When he went hunting at the edge of the Badlands, which lay to the north of the river valley, Raf would practice extracting the knife from the axe’s handle, executing the move very quickly so that if he were ever confronted by an enemy, he would have weapons in both hands in the blink of an eye. He practiced thrusting and slashing with his weapons in a dance-like motion. Had anyone been watching him, Raf thought, they surely would have thought him mad.

As it turned out, unbeknownst to Raf, there was often someone watching him as he practiced alone by the edge of the Badlands.

* * *

At the height of his disgruntlement, during one year’s summer harvest festivities, Raf did an outrageous thing: he asked to compete in the annual harvest games.

During the harvest, the ruling family always held games. These usually involved fights and wrestling matches between the chieftain’s sons, allowing them to show off their warrior skills. Even in lean times, the games were very popular among the tribesfolk.
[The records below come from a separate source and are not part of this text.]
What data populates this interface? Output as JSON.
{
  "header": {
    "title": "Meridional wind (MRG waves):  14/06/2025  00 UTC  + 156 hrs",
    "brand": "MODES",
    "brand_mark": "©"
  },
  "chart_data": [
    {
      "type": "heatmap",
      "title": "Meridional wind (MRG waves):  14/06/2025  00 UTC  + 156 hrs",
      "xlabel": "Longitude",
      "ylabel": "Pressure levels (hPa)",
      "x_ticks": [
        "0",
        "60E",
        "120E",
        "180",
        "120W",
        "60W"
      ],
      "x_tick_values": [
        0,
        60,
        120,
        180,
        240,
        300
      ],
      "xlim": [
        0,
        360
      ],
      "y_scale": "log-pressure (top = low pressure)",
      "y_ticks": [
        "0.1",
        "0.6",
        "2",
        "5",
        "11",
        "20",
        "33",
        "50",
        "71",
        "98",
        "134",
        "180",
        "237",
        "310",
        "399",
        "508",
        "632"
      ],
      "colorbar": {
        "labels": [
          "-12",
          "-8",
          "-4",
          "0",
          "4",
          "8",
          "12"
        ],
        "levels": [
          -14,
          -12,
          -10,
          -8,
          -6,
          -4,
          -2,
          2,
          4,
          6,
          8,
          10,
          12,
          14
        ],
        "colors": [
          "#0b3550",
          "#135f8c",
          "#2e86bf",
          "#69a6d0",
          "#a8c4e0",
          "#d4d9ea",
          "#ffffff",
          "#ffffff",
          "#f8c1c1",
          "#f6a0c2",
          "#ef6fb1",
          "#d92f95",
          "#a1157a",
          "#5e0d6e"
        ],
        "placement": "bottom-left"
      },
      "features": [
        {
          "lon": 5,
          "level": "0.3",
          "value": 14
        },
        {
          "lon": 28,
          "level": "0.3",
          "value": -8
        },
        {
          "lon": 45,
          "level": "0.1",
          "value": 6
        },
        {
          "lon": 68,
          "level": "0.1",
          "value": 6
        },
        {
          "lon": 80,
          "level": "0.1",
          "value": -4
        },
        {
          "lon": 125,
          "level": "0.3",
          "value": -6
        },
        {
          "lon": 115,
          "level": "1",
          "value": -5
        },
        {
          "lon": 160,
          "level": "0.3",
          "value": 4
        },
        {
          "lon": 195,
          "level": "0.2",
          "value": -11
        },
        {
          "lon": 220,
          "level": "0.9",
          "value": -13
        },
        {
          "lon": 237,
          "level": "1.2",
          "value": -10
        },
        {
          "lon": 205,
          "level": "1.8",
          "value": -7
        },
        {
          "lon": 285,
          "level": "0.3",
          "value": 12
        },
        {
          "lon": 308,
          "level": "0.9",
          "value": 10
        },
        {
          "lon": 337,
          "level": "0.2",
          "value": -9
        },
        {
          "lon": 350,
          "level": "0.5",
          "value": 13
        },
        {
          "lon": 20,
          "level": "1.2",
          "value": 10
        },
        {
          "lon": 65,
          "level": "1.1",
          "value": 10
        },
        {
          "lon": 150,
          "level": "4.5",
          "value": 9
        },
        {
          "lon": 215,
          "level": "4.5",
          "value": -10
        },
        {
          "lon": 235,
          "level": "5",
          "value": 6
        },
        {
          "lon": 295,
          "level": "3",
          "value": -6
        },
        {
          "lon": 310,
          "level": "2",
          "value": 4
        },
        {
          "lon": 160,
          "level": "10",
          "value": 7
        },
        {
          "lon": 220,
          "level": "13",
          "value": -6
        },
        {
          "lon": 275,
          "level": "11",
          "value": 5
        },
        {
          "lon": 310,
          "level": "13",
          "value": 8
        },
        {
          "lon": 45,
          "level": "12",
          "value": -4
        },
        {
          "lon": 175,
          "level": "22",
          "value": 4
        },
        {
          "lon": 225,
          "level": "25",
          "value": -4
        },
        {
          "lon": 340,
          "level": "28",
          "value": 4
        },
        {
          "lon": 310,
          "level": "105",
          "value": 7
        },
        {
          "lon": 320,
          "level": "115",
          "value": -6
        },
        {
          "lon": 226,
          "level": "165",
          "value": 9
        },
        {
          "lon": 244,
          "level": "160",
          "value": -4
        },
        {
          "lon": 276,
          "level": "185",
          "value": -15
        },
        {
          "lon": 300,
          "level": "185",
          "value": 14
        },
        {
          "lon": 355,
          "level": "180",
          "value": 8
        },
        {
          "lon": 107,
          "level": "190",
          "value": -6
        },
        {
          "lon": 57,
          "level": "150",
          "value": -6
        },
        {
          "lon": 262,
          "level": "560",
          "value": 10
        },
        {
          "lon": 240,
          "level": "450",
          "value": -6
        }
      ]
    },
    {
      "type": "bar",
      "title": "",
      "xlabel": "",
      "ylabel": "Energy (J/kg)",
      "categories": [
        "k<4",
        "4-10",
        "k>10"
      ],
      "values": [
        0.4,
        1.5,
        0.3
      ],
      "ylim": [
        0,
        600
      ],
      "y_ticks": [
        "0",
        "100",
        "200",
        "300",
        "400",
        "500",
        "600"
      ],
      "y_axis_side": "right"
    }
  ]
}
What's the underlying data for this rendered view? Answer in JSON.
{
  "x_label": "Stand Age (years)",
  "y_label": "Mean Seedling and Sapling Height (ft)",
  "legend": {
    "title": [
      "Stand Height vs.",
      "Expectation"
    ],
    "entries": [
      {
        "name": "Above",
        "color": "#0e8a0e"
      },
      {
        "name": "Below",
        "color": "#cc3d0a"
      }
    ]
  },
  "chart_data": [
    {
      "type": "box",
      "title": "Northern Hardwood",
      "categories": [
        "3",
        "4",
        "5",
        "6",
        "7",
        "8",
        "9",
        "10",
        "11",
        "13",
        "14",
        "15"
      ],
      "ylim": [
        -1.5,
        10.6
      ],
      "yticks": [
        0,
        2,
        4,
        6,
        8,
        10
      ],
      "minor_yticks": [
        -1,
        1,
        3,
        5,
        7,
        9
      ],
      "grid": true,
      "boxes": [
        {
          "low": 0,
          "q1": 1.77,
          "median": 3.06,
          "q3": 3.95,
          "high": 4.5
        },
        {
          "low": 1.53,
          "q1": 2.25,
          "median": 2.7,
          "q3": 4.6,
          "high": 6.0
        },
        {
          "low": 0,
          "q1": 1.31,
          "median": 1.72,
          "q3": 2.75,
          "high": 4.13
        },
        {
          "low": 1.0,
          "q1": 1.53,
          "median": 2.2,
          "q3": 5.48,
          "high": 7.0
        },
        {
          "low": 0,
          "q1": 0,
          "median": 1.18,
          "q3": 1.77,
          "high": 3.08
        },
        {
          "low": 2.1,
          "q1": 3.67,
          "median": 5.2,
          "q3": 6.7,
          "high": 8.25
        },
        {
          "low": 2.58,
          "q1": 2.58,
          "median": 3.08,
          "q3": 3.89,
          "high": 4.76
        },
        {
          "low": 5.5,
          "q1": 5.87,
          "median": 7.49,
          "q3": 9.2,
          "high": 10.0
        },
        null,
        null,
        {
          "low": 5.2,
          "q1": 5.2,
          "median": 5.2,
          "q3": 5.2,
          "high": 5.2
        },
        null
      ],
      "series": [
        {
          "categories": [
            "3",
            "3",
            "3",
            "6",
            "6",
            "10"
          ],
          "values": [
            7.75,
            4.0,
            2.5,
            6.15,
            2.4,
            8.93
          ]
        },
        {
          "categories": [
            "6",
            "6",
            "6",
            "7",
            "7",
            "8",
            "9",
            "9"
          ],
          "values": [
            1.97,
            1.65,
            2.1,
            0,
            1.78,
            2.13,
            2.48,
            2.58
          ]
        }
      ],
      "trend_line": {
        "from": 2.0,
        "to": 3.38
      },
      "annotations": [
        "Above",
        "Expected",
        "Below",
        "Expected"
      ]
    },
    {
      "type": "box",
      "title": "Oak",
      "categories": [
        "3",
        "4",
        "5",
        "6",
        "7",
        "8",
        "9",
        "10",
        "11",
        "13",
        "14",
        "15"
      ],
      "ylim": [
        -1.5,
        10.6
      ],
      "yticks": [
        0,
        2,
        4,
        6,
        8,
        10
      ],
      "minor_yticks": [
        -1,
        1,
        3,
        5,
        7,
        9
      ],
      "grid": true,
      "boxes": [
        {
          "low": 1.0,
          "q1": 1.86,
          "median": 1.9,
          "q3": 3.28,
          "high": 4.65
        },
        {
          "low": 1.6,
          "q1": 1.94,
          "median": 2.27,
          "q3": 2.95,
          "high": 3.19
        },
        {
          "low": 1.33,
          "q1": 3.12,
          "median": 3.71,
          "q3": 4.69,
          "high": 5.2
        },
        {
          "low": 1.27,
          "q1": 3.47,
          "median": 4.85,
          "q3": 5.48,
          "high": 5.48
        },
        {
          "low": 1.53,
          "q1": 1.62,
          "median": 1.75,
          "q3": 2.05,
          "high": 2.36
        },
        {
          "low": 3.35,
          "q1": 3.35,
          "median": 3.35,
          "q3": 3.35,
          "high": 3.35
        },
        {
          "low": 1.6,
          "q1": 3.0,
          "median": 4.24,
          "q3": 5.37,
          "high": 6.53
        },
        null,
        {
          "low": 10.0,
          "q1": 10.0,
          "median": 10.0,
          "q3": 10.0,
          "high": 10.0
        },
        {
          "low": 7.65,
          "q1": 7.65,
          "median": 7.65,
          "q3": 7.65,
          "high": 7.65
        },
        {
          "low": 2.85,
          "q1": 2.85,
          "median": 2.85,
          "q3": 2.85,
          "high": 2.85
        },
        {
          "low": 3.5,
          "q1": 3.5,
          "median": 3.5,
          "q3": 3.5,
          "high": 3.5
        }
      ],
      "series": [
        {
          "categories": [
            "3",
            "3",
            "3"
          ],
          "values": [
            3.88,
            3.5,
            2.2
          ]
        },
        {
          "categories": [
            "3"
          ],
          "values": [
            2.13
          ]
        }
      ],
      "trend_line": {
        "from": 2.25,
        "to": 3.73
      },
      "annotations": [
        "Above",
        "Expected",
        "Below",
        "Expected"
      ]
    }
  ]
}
When Raf asked to compete in a wrestling match, the fat chief laughed loudly, just as he had done before — but this time Raf asked him in front of the tribe and all were watching the exchange closely.

The chief threw a look to his sons before nodding nonchalantly. “Are you certain you want to do this, lad? Farm boys should not challenge warriors. I would not like to see you get hurt.”

Some of the tribesfolk tittered.

“I would still like to try,” Raf said.

The chieftain shook his head and said to the crowd, “Let no one say I didn’t warn him!” He turned back to Raf. “Fine. You shall wrestle Bader then.”

His heart pounding, Raf stepped into the makeshift dirt ring and faced off against Bader. As the fight began, they circled each other, and then Raf pushed off the ground to engage with Bader, but as he did so, one of Bader’s brothers stretched a surreptitious foot through the ropes of the ring and, unseen by any of the other tribespeople, tripped Raf.

Raf fell and Bader pounced on him, wrapping him in a headlock and pounding him against the ground. What followed was a humiliation, as much to crush Raf’s spirit as it was to provide an example to the other members of the tribe. It took weeks for the cuts and bruises to fade and Raf was an object of ridicule every time he passed the ruling family.

He would just bow his head and walk on, fuming.

* * *

And so Raf spent his days as an outsider within his own tribe — farming with his sister, inventing his weapons and training himself in their use, climbing and hunting alone at the edge of the Badlands. It was during this time that water became scarcer and people started dying in greater numbers.

And then came the day that Raf’s sister fell ill with the disease.